Jon Caramanica, writing in The New York Times, said Khalid’s debut album, “American Teen,” “most vividly recalls the promise embedded in the soundtracks of John Hughes films — that an outsider’s story might in fact be the thing that can unify and move millions.” That was certainly the case for “Location,” the three-times platinum single that peaked at No. 16 on the Billboard Hot 100, and its follow-up “Young Dumb & Broke,” which also reached platinum status and has been streamed more than 290 million times on Spotify.
He has also been a near-constant presence on the award show circuit, including the MTV Video Music Awards and the BET Awards, and has proved himself a cross-genre chameleon with appearances not only on “1-800-273-8255” but also Alina Baraz’s “Electric,” Calvin Harris’s “Rollin”and Marshmello’s “Silence.”
Over the phone on his way to the airport not long after the Grammy announcement, Khalid was ebullient and bursting with praise for his fellow nominees as he discussed the diverse crop and looked back on his dreamer days. These are edited excerpts from the conversation.
So how did it feel? Where were you this morning? Take me through it.
I woke up at like 5:30 in the morning in L.A. It was one of those anxious moments, like Christmas, where you wait to go see what’s under the tree. I was very excited, but it doesn’t feel all too real right now. Not long after seeing the nominations, I got a phone call from my mom congratulating me — that was very special. She was screaming on the phone, telling me how proud of me she was and how all my work paid off. And [saying] that she has to go find a dress for the award show.
So she’s your date then?
Take me back to January 2014, when you wrote a tweet about wanting to go to the Grammys. What was your life like then?
I was in high school in New York — I think I was a sophomore. I was very confused with where my life was heading, but I knew that whatever I did, music was going to be involved. I didn’t know if I’d be singing my own songs or writing for others. I was super into Broadway. I don’t even remember tweeting it. It was just off of energy.

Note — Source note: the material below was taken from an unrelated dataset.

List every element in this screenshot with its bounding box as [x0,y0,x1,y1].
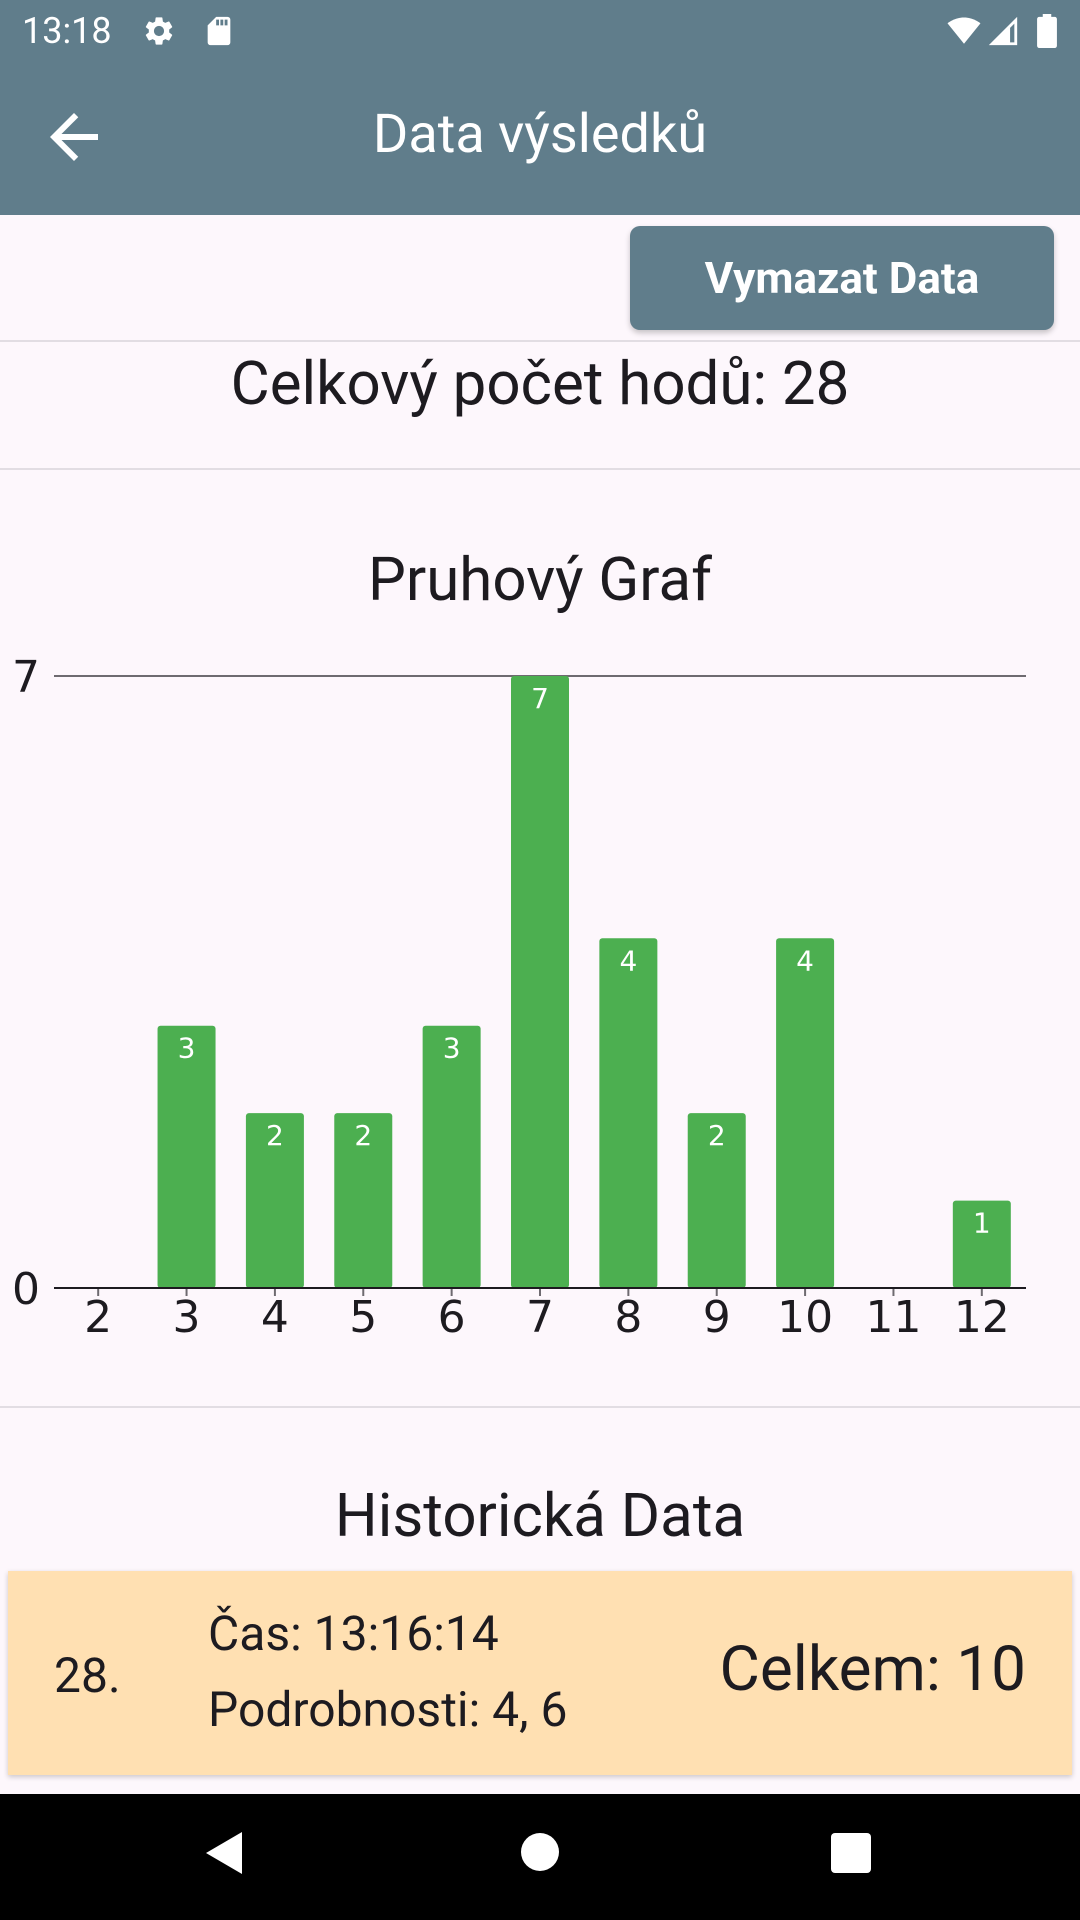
battery-icon [1037,14,1057,48]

In 2015, that’s when I started writing music. I didn’t remember the tweet until 2017. I couldn’t have prepared myself for the roller coaster that I just rode this whole year. Even as a young boy who was very confused, I put that out in the world, and it came true.
How many times do you think you’ve performed “Location” this year? Are you sick of it yet?
I wouldn’t say I’m sick of it — it changed my life forever. But I’ve performed it a lot. Every time I feel a special energy to see everybody in the audience sing every single word super loud. It’s almost like that song is competing with “Young Dumb & Broke” at the shows — some days “Location” will be louder, some days “Young Dumb & Broke” will be louder. They love “Silence,” with Marshmello, too.